Ancient Egyptian king

'Aper-'Anati (also written Aper-Anat and Aperanat) was a ruler of Lower Egypt during the Second Intermediate Period in the mid-17th century BC. According to Jürgen von Beckerath, he was the second king of the 16th Dynasty and a vassal of the Hyksos kings of the 15th Dynasty. This opinion was rejected by Kim Ryholt. In his 1997 study of the Second Intermediate Period, Ryholt argues that the kings of the 16th Dynasty ruled an independent Theban realm c. 1650-1580 BC. Consequently, Ryholt sees 'Aper-'Anati as an early Hyksos king of the 15th Dynasty, perhaps its second ruler. This analysis has convinced some Egyptologists, such as Darrell Baker and Janine Bourriau, but not others including Stephen Quirke.

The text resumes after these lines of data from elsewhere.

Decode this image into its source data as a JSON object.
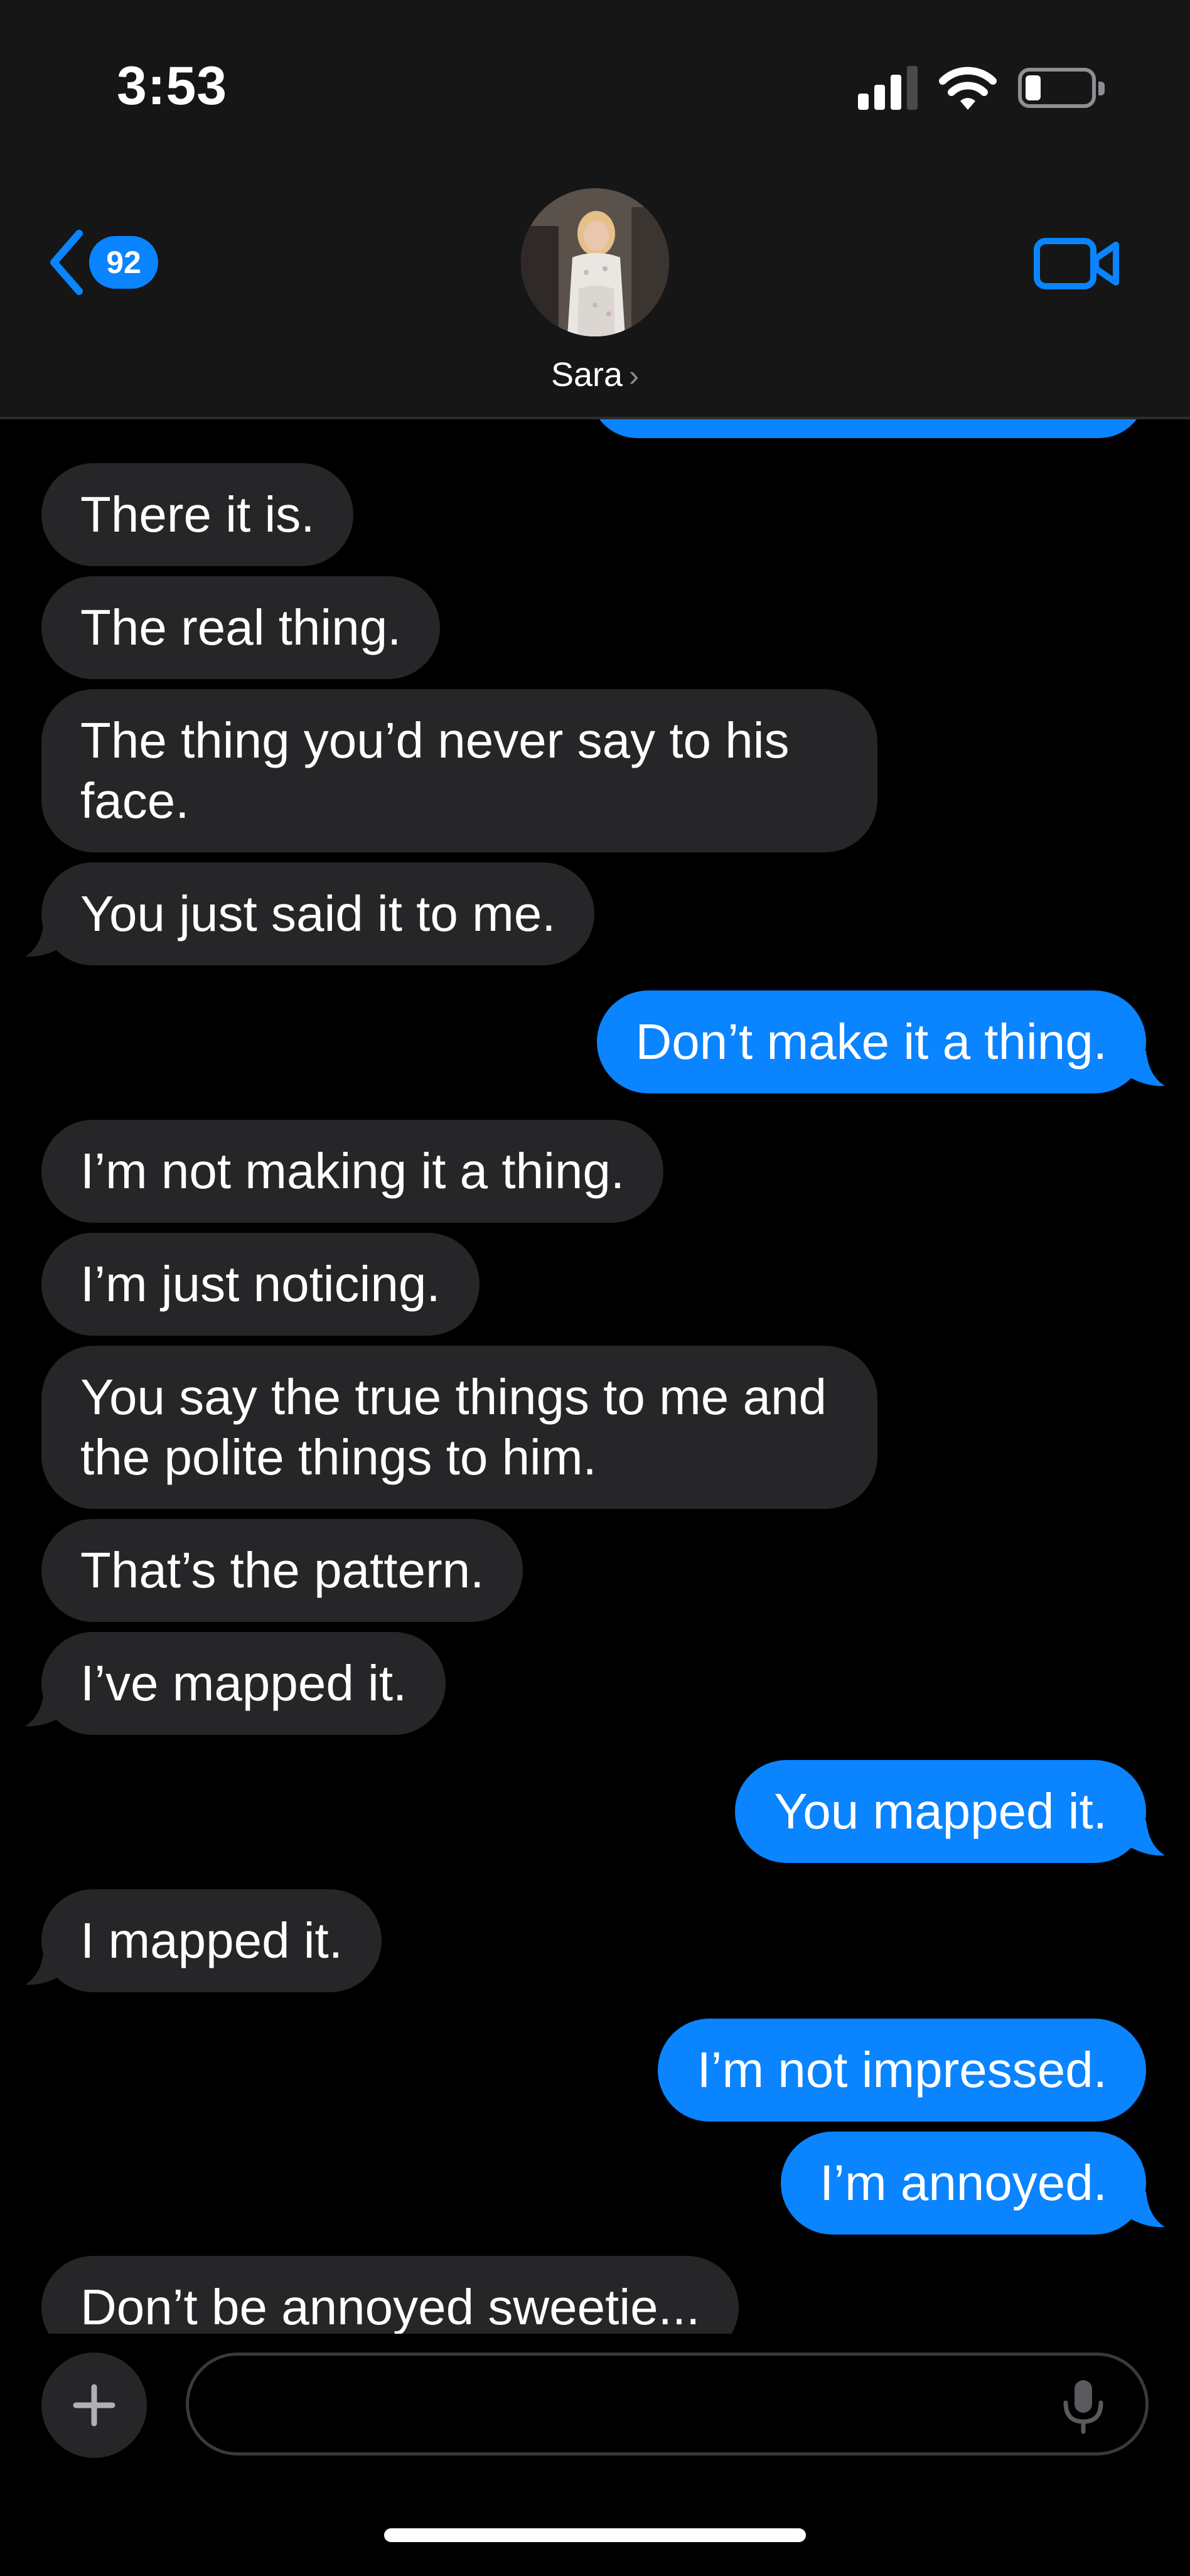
{
  "status_bar": {
    "time": "3:53"
  },
  "header": {
    "back_count": "92",
    "contact_name": "Sara"
  },
  "messages": [
    {
      "dir": "in",
      "text": "There it is."
    },
    {
      "dir": "in",
      "text": "The real thing."
    },
    {
      "dir": "in",
      "text": "The thing you’d never say to his face."
    },
    {
      "dir": "in",
      "text": "You just said it to me."
    },
    {
      "dir": "out",
      "text": "Don’t make it a thing."
    },
    {
      "dir": "in",
      "text": "I’m not making it a thing."
    },
    {
      "dir": "in",
      "text": "I’m just noticing."
    },
    {
      "dir": "in",
      "text": "You say the true things to me and the polite things to him."
    },
    {
      "dir": "in",
      "text": "That’s the pattern."
    },
    {
      "dir": "in",
      "text": "I’ve mapped it."
    },
    {
      "dir": "out",
      "text": "You mapped it."
    },
    {
      "dir": "in",
      "text": "I mapped it."
    },
    {
      "dir": "out",
      "text": "I’m not impressed."
    },
    {
      "dir": "out",
      "text": "I’m annoyed."
    },
    {
      "dir": "in",
      "text": "Don’t be annoyed sweetie..."
    }
  ],
  "composer": {
    "placeholder": ""
  },
  "colors": {
    "outgoing": "#0a84ff",
    "incoming": "#262628",
    "accent": "#0a84ff"
  },
  "icons": [
    "back-chevron-icon",
    "video-camera-icon",
    "plus-icon",
    "microphone-icon",
    "signal-icon",
    "wifi-icon",
    "battery-icon"
  ]
}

'Aper-'Anati is only known from a single scarab-seal, now in the Petrie Museum. On the scarab he is given the title of Heka-chasut, which translates as "Ruler of the Foreign Lands" and from which the word Hyksos is derived. Significantly, this title was borne by the early Hyksos kings of the 15th Dynasty. Based on this evidence, Ryholt tentatively proposes that 'Aper-'Anati was the second ruler of the 15th Dynasty, but points out that this identification is not certain.